Ibrahim turned himself over to State Security Investigations (SSI) on April 19, 2003, two days after SSI agents raided his home and confiscated his computer, video camera, scanner, and other electronic equipment, along with many of his books and papers. His jailing was renewed for another fifteen-day period by prosecutors on July 14.
“Ashraf Ibrahim is being persecuted because he exercised basic freedoms to speak his mind and assemble with others in protest,” said Joe Stork, Washington director of the Middle East and North Africa division of Human Rights Watch. “The Egyptian authorities should release him immediately.”
Prosecutors have not referred the case to a court. They told Ibrahim and his attorneys that he is being investigated for downloading information on human rights from the Internet and downloading material from the website of al-Jazeera news service, and other alleged offenses. Prosecutors have not indicated under what provisions of Egypt’s criminal code these activities might constitute an offense.
“Accessing news and human rights information from the Internet is a basic right, not a crime,” Stork said.
Ibrahim, an engineer by profession, is an activist with the Popular Committee for Solidarity with the Palestinian Uprising. He participated in several Cairo demonstrations against the war in Iraq this spring. He also serves as secretary of the Association on Health and Environmental Development, an Egyptian non-governmental organization. His arrest came after a month-long crackdown in which hundreds of antiwar and pro-Palestinian demonstrators were detained. Sixty-nine people still face criminal charges, but all except Ibrahim have been freed on bail.
Ibrahim has been held at Mahkum Tora prison, near Cairo. He reportedly shares a cell with approximately forty criminal convicts—in violation of international standards that
require pre-trial detainees to be separated from convicted prisoners. Ibrahim has appeared seven times before prosecutors at the State Security Prosecution Office in Heliopolis, Cairo, most recently on July 14. Each time the prosecution has renewed his detention for an additional fifteen days.
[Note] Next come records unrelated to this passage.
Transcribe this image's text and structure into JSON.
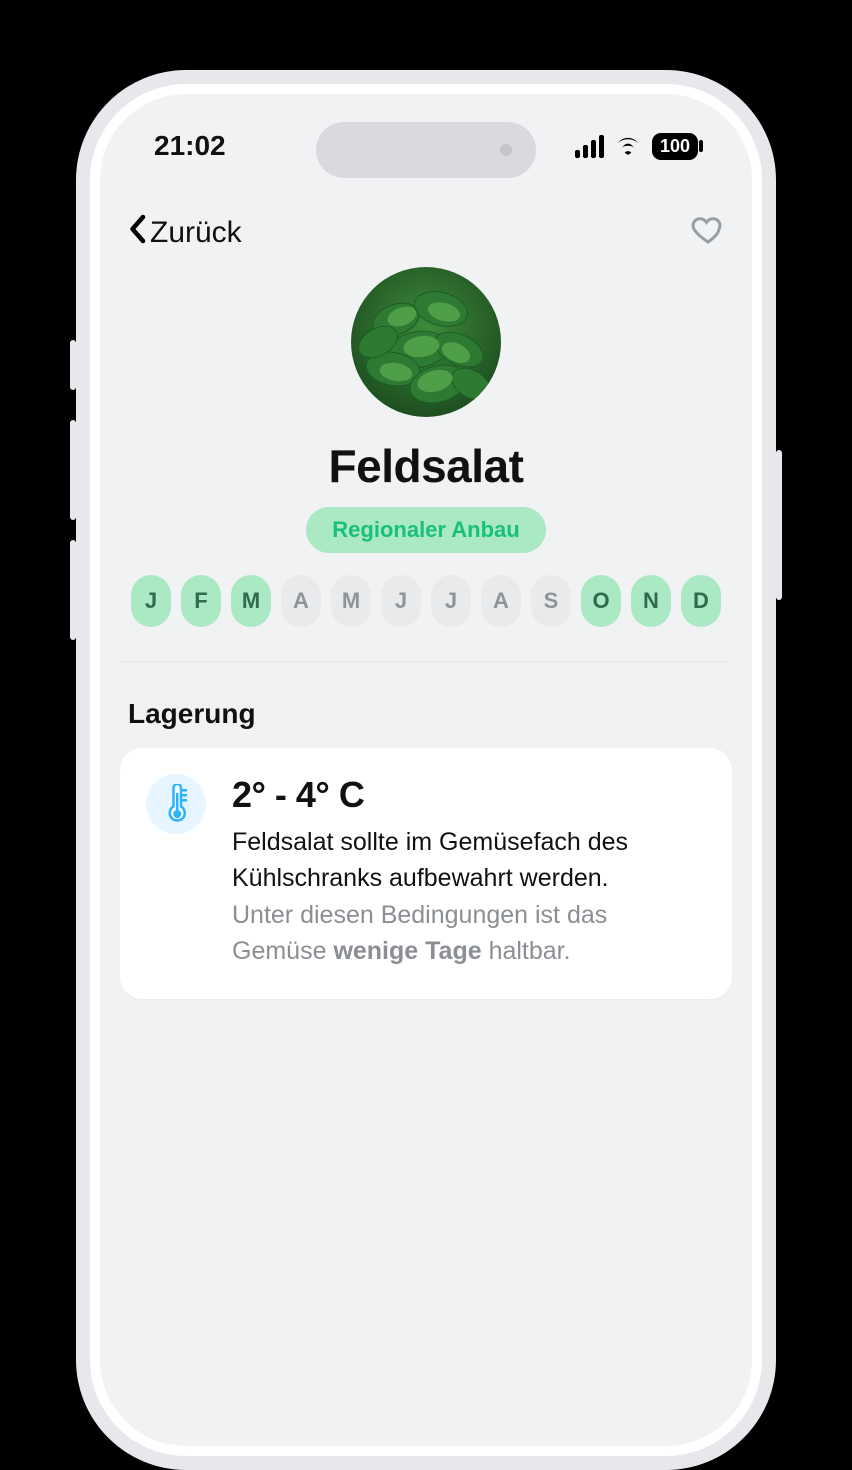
{
  "status": {
    "time": "21:02",
    "battery": "100"
  },
  "nav": {
    "back_label": "Zurück"
  },
  "hero": {
    "title": "Feldsalat",
    "tag": "Regionaler Anbau"
  },
  "months": [
    {
      "label": "J",
      "active": true
    },
    {
      "label": "F",
      "active": true
    },
    {
      "label": "M",
      "active": true
    },
    {
      "label": "A",
      "active": false
    },
    {
      "label": "M",
      "active": false
    },
    {
      "label": "J",
      "active": false
    },
    {
      "label": "J",
      "active": false
    },
    {
      "label": "A",
      "active": false
    },
    {
      "label": "S",
      "active": false
    },
    {
      "label": "O",
      "active": true
    },
    {
      "label": "N",
      "active": true
    },
    {
      "label": "D",
      "active": true
    }
  ],
  "storage": {
    "section_title": "Lagerung",
    "temperature": "2° - 4° C",
    "primary": "Feldsalat sollte im Gemüsefach des Kühlschranks aufbewahrt werden.",
    "secondary_pre": "Unter diesen Bedingungen ist das Gemüse ",
    "secondary_bold": "wenige Tage",
    "secondary_post": " haltbar."
  }
}
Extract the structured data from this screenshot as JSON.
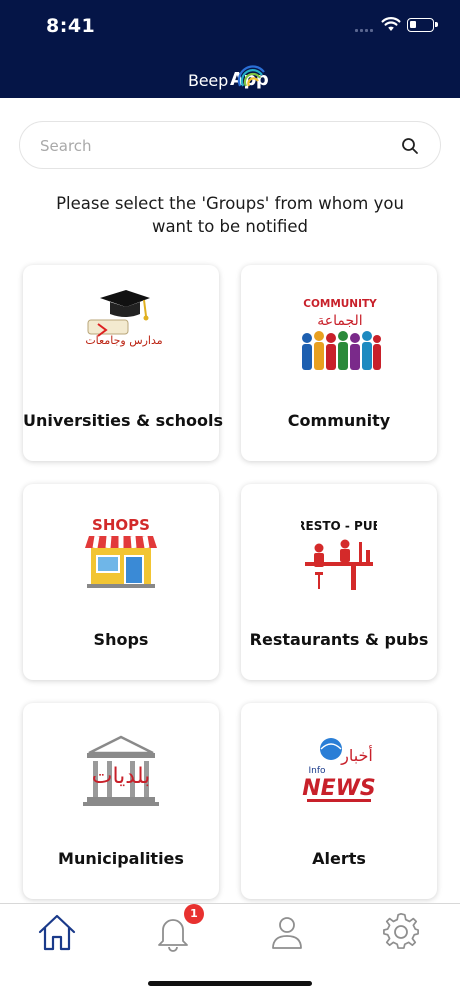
{
  "status_bar": {
    "time": "8:41"
  },
  "brand": {
    "part1": "Beep",
    "part2": "App"
  },
  "search": {
    "placeholder": "Search",
    "value": ""
  },
  "instructions": "Please select the 'Groups' from whom you want to be notified",
  "groups": [
    {
      "label": "Universities & schools",
      "image_text": "مدارس وجامعات"
    },
    {
      "label": "Community",
      "image_text_en": "COMMUNITY",
      "image_text_ar": "الجماعة"
    },
    {
      "label": "Shops",
      "image_text": "SHOPS"
    },
    {
      "label": "Restaurants & pubs",
      "image_text": "RESTO - PUB"
    },
    {
      "label": "Municipalities",
      "image_text": "بلديات"
    },
    {
      "label": "Alerts",
      "image_text_info": "Info",
      "image_text_ar": "أخبار",
      "image_text_news": "NEWS"
    }
  ],
  "tabbar": {
    "items": [
      "home",
      "notifications",
      "profile",
      "settings"
    ],
    "notification_badge": "1"
  },
  "colors": {
    "header_bg": "#051547",
    "accent": "#1a3a8a",
    "badge": "#e8312f",
    "inactive_icon": "#8f8f8f"
  }
}
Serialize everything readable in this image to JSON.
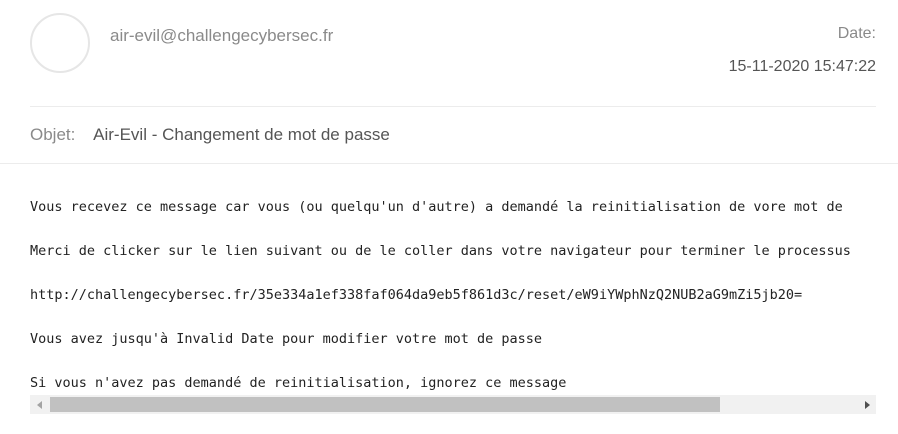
{
  "email": {
    "sender": "air-evil@challengecybersec.fr",
    "date_label": "Date:",
    "date_value": "15-11-2020 15:47:22",
    "subject_label": "Objet:",
    "subject": "Air-Evil - Changement de mot de passe"
  },
  "body": {
    "lines": [
      "Vous recevez ce message car vous (ou quelqu'un d'autre) a demandé la reinitialisation de vore mot de",
      "Merci de clicker sur le lien suivant ou de le coller dans votre navigateur pour terminer le processus",
      "http://challengecybersec.fr/35e334a1ef338faf064da9eb5f861d3c/reset/eW9iYWphNzQ2NUB2aG9mZi5jb20=",
      "Vous avez jusqu'à Invalid Date pour modifier votre mot de passe",
      "Si vous n'avez pas demandé de reinitialisation, ignorez ce message"
    ]
  },
  "scrollbar": {
    "left_arrow_icon": "triangle-left-icon",
    "right_arrow_icon": "triangle-right-icon",
    "scroll_position": 0
  }
}
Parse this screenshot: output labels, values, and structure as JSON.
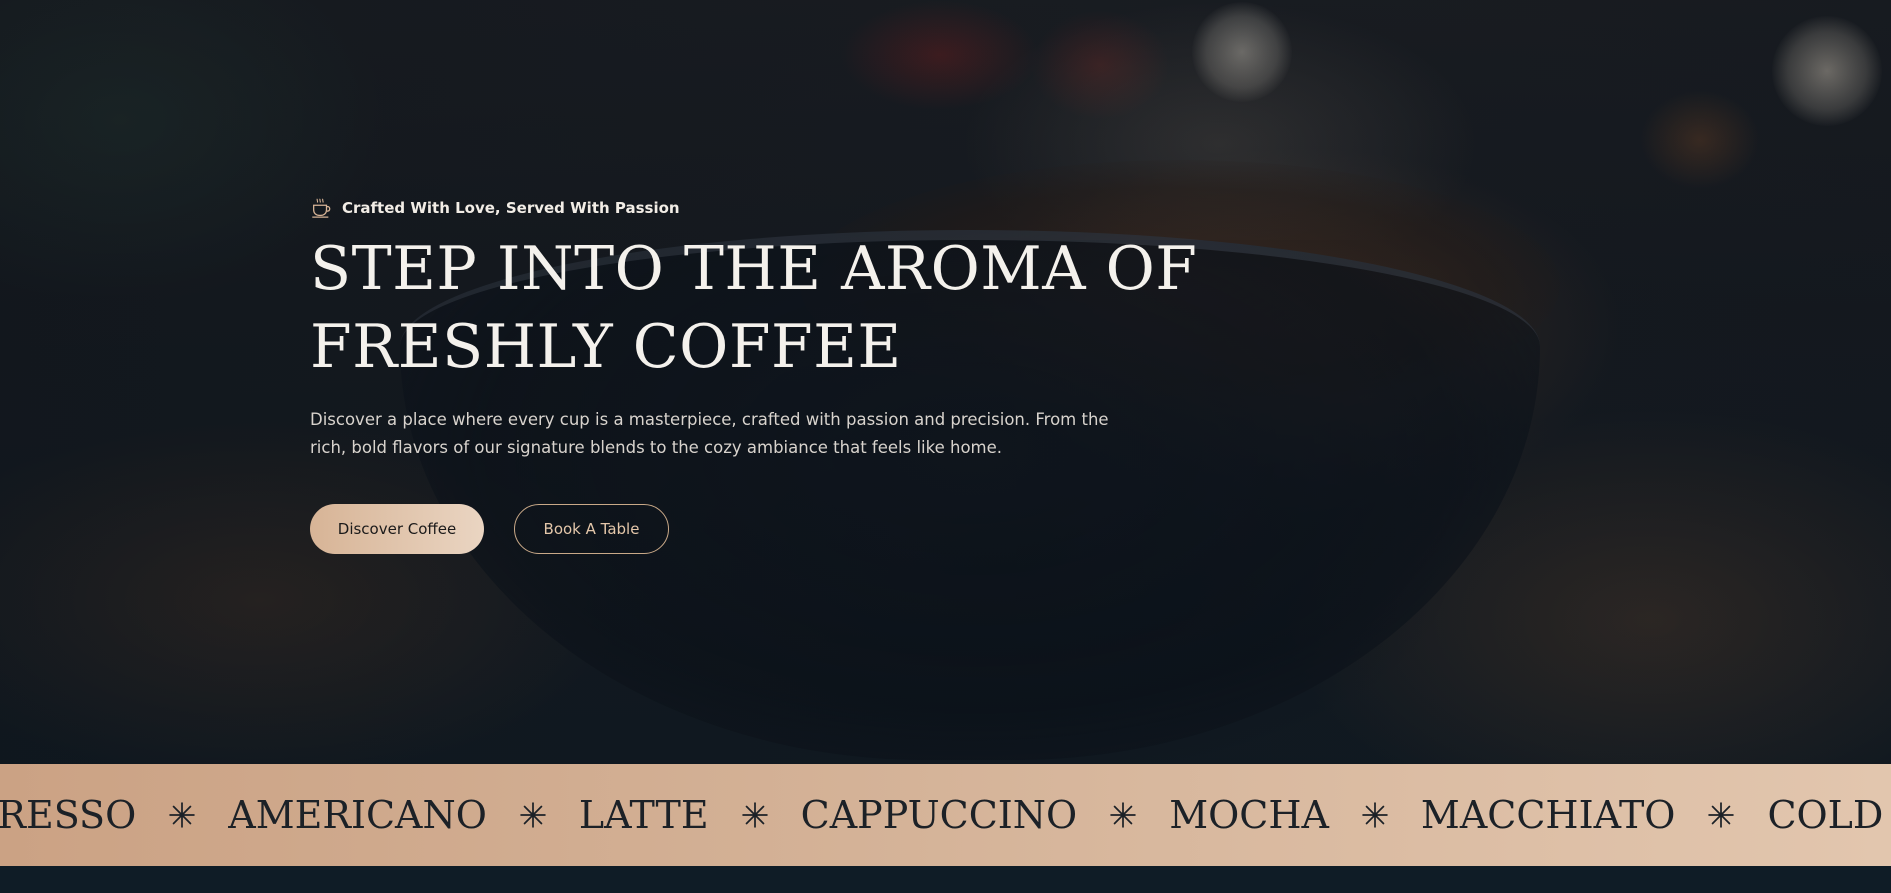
{
  "hero": {
    "eyebrow_icon": "coffee-cup-icon",
    "eyebrow": "Crafted With Love, Served With Passion",
    "headline_line1": "STEP INTO THE AROMA OF",
    "headline_line2": "FRESHLY COFFEE",
    "description": "Discover a place where every cup is a masterpiece, crafted with passion and precision. From the rich, bold flavors of our signature blends to the cozy ambiance that feels like home.",
    "primary_button": "Discover Coffee",
    "secondary_button": "Book A Table"
  },
  "marquee": {
    "separator_icon": "sparkle-star-icon",
    "items": [
      "ESPRESSO",
      "AMERICANO",
      "LATTE",
      "CAPPUCCINO",
      "MOCHA",
      "MACCHIATO",
      "COLD BREW"
    ]
  },
  "colors": {
    "accent": "#D7B496",
    "accent_light": "#EAD5C2",
    "background": "#0F1A22",
    "text_light": "#F4F1EC"
  }
}
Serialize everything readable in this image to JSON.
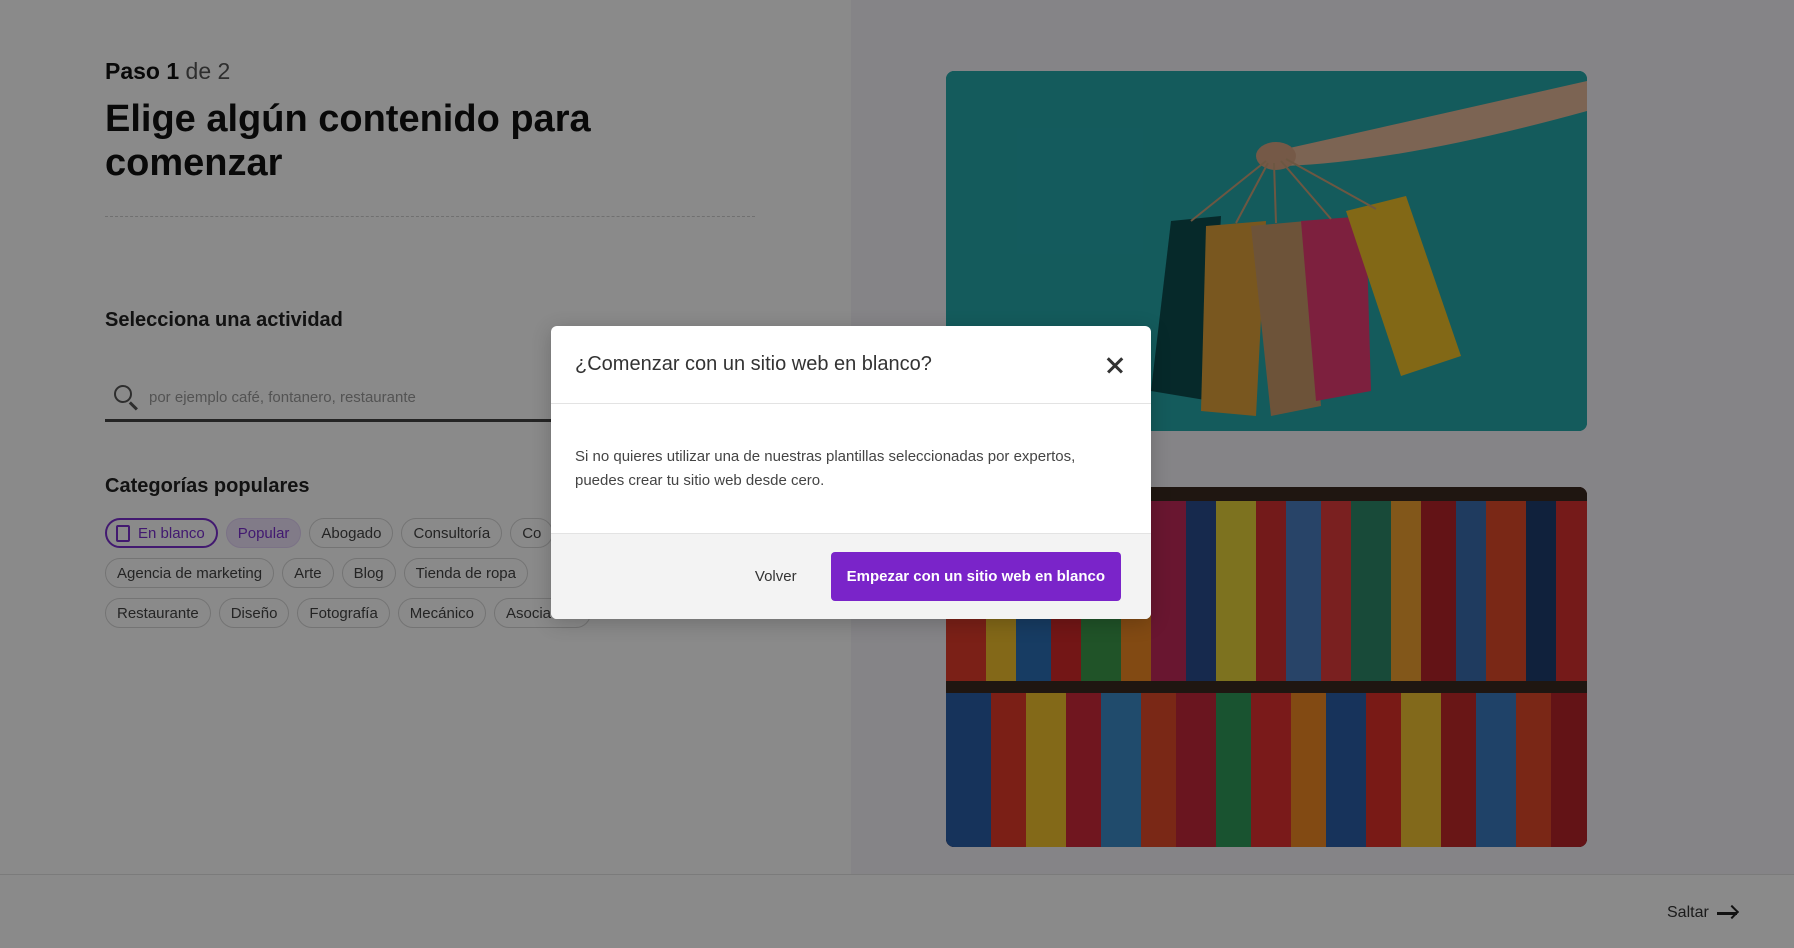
{
  "header": {
    "step_current": "Paso 1",
    "step_total": "de 2",
    "title": "Elige algún contenido para comenzar"
  },
  "activity": {
    "label": "Selecciona una actividad",
    "search_placeholder": "por ejemplo café, fontanero, restaurante"
  },
  "categories": {
    "label": "Categorías populares",
    "row1": [
      "En blanco",
      "Popular",
      "Abogado",
      "Consultoría",
      "Co"
    ],
    "row2": [
      "Agencia de marketing",
      "Arte",
      "Blog",
      "Tienda de ropa"
    ],
    "row3": [
      "Restaurante",
      "Diseño",
      "Fotografía",
      "Mecánico",
      "Asociación"
    ]
  },
  "images": {
    "top": "shopping-bags-image",
    "bottom": "clothes-rack-image"
  },
  "footer": {
    "skip_label": "Saltar"
  },
  "modal": {
    "title": "¿Comenzar con un sitio web en blanco?",
    "body": "Si no quieres utilizar una de nuestras plantillas seleccionadas por expertos, puedes crear tu sitio web desde cero.",
    "back_label": "Volver",
    "start_label": "Empezar con un sitio web en blanco"
  },
  "colors": {
    "accent": "#7a24c9",
    "overlay": "rgba(0,0,0,0.46)"
  }
}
At a prosecution interrogation on June 29, Ibrahim accused prosecutors of bias, and demanded to appear before an investigating judge to review his detention. Attorneys who have formed a defense committee to assist him also protested against prosecution conduct. Ibrahim told one of his attorneys that a State Security officer offered to release him in exchange for naming twenty other activists.
Prosecutors have denied defense lawyers access to eleven pages of interrogation transcripts. They have not called witnesses in the case, or lodged formal charges against Ibrahim. State Security officers raided his home at 3 a.m. on April 17, while Ibrahim was in another city. Attorneys in the case say that the warrant from State Security prosecutors authorizing the search is dated eleven hours later.
Human rights activists spoke to Ibrahim in hiding on the day following the State Security raid. “I have nothing to conceal,” Ibrahim said, expressing outrage at security forces’ assault on his privacy, which he believes is in retaliation for his political activism.